Whether you choose to use digital messaging for a one on one service – such as a tool for case management communication – or to create a group (like ours), you need to ensure you have the staff to run it. This means both staff time and staff expertise.
If you imagine that starting and maintaining a successful group is something you can add to the plate of a full-time staff member without taking something else off their plate, you are setting you both up to fail.
Here is a list of the common tasks a moderator or manager of a digital messaging service needs to undertake on an almost daily basis:
- Creating guidelines and protocols for the service or group
- Monitoring discussions – which takes more time if the group is larger
- Answering questions and providing referrals
- Finding or developing content to share
- Translating content as needed
- Reporting
We had someone come to us for advice after setting up a service to share job opportunities with a specific language group. They had a very successful launch and soon had 250 members. But they hadn’t done any planning to figure out their goals, their resources, or their guidelines for members on how to use the group, and immediately the staff member who was assigned to run it was overwhelmed with questions and messages.
What this team didn’t realize was that running the group would take a few hours of each day, and they didn’t have the buy-in from their managers to delegate other tasks so they could focus on running the group. As a result, they had to abandon it because they had no funding to continue.
Making sure you have the resources you need
- Staff with time and expertise
- Connection to the audience or an outreach plan
The amount of time the digital messaging service takes will vary depending on the service. Are you using it to replace a current tool — for example, WeChat instead of email? Then it won’t add considerable time to a staff member’s day. But if the staff member is managing a group with dozens or hundreds of members, it can be a full-time job.
You will also need to ensure you have the funds for a project phone and laptop for the person delivering the digital service.
So let’s say you ask all these questions and you have determined that digital messaging makes sense for your goals, what next?
You may need to make the case to a funder. This is not always easy, as for example IRCC has strict rules about funding phones.
Sometimes you only need to flag that you are using digital messaging as a communications tool because it is the most efficient and effective for serving your audience, and justify having a project phone to support that.
Sometimes the messaging is the project activity itself, as in group moderation. Then you will need to make the case for the staff and tech resources. If you have done your planning you can cite all your answers to the key questions above to as part of your funding request.
Of course the ideal to have ongoing funding (funding that will continue year after year) or multi-year funding rather than one-time project-based funding. This can increase stability of staffing, service consistency and sustainability, and ultimately the quality of the digital messaging experience. However, it may be challenging to find ongoing funding.
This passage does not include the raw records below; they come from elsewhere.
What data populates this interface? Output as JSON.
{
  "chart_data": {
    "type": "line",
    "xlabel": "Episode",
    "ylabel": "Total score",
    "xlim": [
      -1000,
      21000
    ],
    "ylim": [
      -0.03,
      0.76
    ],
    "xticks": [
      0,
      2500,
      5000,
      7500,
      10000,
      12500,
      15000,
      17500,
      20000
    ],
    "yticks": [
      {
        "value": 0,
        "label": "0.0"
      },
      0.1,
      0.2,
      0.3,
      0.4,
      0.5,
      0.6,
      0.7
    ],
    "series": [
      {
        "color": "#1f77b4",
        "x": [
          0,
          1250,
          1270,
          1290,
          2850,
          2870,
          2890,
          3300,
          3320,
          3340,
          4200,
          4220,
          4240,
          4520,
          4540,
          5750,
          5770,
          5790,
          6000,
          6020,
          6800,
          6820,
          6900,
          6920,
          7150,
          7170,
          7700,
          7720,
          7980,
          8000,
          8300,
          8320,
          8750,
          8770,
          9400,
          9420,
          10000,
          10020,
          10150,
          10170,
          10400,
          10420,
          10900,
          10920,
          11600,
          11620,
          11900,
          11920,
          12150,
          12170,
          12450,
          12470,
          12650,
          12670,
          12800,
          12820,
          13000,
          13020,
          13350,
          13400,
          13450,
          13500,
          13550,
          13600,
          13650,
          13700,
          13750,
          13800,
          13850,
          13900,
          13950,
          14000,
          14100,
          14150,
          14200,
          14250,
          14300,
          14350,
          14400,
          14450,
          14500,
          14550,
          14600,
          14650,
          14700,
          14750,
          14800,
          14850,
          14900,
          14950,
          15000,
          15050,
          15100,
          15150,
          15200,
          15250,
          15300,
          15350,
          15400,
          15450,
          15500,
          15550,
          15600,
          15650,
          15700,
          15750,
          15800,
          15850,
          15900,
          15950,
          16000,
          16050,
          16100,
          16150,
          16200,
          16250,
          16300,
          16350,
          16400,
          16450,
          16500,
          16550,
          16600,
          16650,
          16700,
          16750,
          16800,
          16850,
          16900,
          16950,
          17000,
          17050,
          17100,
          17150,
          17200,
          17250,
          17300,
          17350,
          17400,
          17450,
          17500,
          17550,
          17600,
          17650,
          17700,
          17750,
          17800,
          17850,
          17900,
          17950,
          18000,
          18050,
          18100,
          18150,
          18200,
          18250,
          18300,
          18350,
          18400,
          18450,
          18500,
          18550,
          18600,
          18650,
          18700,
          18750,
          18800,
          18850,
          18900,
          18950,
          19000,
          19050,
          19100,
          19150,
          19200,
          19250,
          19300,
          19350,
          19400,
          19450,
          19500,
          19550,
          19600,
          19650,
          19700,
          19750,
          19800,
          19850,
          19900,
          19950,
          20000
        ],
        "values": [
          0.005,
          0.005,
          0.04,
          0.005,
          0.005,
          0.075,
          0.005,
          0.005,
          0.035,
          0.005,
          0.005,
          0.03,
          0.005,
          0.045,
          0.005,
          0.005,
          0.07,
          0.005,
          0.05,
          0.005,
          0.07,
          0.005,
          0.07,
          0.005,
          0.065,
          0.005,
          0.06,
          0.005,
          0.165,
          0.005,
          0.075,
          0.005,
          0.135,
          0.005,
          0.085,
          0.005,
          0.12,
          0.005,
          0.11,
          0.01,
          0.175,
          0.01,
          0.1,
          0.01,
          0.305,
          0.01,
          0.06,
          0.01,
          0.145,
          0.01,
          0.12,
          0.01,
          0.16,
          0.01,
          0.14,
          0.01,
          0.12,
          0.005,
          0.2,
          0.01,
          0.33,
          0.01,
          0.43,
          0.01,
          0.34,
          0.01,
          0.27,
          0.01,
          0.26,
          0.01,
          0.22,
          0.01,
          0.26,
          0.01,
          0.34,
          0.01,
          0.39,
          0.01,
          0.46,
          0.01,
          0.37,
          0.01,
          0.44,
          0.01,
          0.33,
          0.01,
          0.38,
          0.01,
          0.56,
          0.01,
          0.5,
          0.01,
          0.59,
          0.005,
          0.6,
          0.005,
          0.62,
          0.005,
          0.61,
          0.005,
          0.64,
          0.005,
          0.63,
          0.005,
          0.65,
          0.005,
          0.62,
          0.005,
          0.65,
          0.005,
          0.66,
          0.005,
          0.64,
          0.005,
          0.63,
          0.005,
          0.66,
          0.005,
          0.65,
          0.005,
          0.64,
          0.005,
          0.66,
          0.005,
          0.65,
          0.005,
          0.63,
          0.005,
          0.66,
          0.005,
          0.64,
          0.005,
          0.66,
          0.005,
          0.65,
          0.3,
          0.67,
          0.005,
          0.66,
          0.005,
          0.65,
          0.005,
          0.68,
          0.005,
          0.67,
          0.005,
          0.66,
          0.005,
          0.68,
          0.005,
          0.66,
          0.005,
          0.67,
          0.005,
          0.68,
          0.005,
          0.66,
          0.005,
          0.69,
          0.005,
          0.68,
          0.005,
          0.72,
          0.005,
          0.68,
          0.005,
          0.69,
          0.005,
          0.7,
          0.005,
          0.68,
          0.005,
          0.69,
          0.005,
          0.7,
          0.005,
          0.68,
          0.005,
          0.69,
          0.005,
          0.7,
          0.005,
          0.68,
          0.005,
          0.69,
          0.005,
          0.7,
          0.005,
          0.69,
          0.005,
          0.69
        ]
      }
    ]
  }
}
Sometimes opportunities come up unexpectedly, so it’s good to stay on top of funding sources and maintain service data that you can use to build a convincing case in your funding applications.
Here are some other tips on seeking funding:
- Consult with others about the kinds of resources they had – and wish they had – to set up and sustain the digital messaging service
- Make sure you don’t underestimate the resources you need
- Consider government (federal, provincial /territorial and municipal), foundation and other non-government funding sources such as the local United Way and Community Foundation
- Build a business case for funders
- Look into innovative ways to generate funds, for example through your digital messaging platform
We don’t recommend charging user fees, but there may be other ways to generate revenue that you can use to develop and sustain your digital messaging, including sponsorships.